Grać nie mógł Radek Janukiewicz - to ten od konfliktu, a szkoda, bo to jeden z moich ulubieńców, niestety nie zdołałem przekonać prezesa. Jeszcze latem odeszło dwóch graczy - Seyia Kitano oraz Cornel Rapa, obydwoje za darmo, pierwszy po prostu rozwiązał kontrakt, a drugi wzmocnił AS Trenczyn. Robert Obst udał się na wypożyczenie do Znicza Pruszków. Do Szczecina przybyło czterech graczy - wszyscy wypożyczeni. Mateusz Żyro z Legii, Bartek Pawłowski z Lechii, Martin Konczkowski z Ruchu oraz Paweł Bochniewicz z Granady. I tyle mogłem latem zrobić. Nic mniej, nic więcej.

Taktycznie nie mogłem zdziałać wiele, liczyłem po prostu na wielkie zaangażowanie piłkarzy, wzbudzenie w nich emocji, walki, poczucia tożsamości z klubem, gryzienia trawy. Uznałem, że dość tradycyjne 4-4-2 będzie idealne dla tej drużyny. Znałem piłkarzy jak własną kieszeń, szukałem ustawienia pod tych graczy, nie mogłem marnować potencjału żadnego z nich.

"... Na sztandarze Gryf złotem się mieni, to Pogoni Szczecin znak, jej kibice są niezwyciężeni, boi się nas cały świat ..."

Sparingów przed sezonem rozegraliśmy sześć. Tylko raz przegraliśmy - z FK Pribram 1:2, zremisowaliśmy z Błękitnymi Stargard 2:2, a pozostałe cztery mecze to nasze zwycięstwa, graliśmy jednak tylko z własnymi rezerwami, z  Rakowem Cżestochowa,  z Energetykiem Gryfino oraz z GKS-em Bełchatów.

Niby sparingi miały mi wiele dać, ale chodziło i o zgranie i kondycję. Wiedziałem już przed sezonem co może mi dać który gracz. W bramce niby dwóch solidnych - Kudła i Słowik, ale to nie ten poziom. Brak funduszy jednak powoduje, że muszę opierać się na rywalizacji tej dwójki, z młodym Hengerem jako numer 3.

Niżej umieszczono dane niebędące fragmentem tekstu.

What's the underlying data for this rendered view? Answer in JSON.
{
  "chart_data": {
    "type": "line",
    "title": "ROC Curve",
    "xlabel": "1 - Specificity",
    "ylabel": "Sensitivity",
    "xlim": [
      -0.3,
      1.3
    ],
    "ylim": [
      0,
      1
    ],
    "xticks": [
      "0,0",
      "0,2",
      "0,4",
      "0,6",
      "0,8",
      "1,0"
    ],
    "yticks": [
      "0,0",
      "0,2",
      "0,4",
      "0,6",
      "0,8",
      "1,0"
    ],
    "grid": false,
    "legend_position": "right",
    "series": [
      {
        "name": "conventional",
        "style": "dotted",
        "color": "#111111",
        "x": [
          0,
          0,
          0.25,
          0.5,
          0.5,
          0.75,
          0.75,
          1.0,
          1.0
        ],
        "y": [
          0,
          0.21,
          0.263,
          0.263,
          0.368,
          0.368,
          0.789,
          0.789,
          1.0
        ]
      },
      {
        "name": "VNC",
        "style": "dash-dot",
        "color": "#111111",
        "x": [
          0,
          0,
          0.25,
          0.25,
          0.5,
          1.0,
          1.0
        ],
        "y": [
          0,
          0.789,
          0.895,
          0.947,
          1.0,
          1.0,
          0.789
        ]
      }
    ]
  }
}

Na prawej obronie chciałem przede wszystkim Konczkowskiego, który miał walczyć ewentualnie z Rudolem, bo nie chciałem tutaj marnować potencjału Frączczaka. Na lewej większy problem, ale nie zwolniłem Nunesa, więc powinien wieść prym po tej stronie. Mateusz Lewandowski po sezonie odchodzi, a ja nigdy nie widziałem z nim nic wielkiego, dlatego z Nunesem walczyć będzie wypożyczony Żyro. Środek to oczywiście Fojut, ale też Rudol oraz Bochniewicz,  ewentualnie Matras. Do zimy musimy tak wytrzymać.

Matras także odchodzi po sezonie, ale póki co może grać też w środku pomocy. Tu jednak widziałem najpewniej Murawskiego + Drygas lub Kort. A jest jeszcze Sebastian Kowalczyk i Jakub Piotrowski - to nasza najmocniejsza formacja.

Na skrzydłąch: Gyurcso, Pawłowski, Frączczak, Listkowski, Delew - myślę, że jest tu potencjał wysoki i powinni gwarantować bramki i asysty. W ataku Zwoliński wspomagany młodym Jarochem, ewentualnie Frączczakiem lub Listkowskim.

Obcokrajowcy w składzie: Nunes, Delew, Gyurcso.

"... Wczoraj obiecałaś mi na pewno, że trzy punkty dzisiaj będą, więc my ufamy Ci, nasza, nasza wiara niezachwiana..."

Od trzech punktów zaczęliśmy przygodę w Ekstraklasie, jechaliśmy na ciężki teren do Krakowa, ale udało się wygrać z tamtejszą Wisłą i to 2:0,  gole strzelali Zwoliński i Rudol. Zagraliśmy w zestawieniu: Kudła, Konczkowski, Rudol, Fojut, Nunes, Murawski, Drygas, Gyurcso, Pawłowski, Frączczak, Zwoliński, Delew.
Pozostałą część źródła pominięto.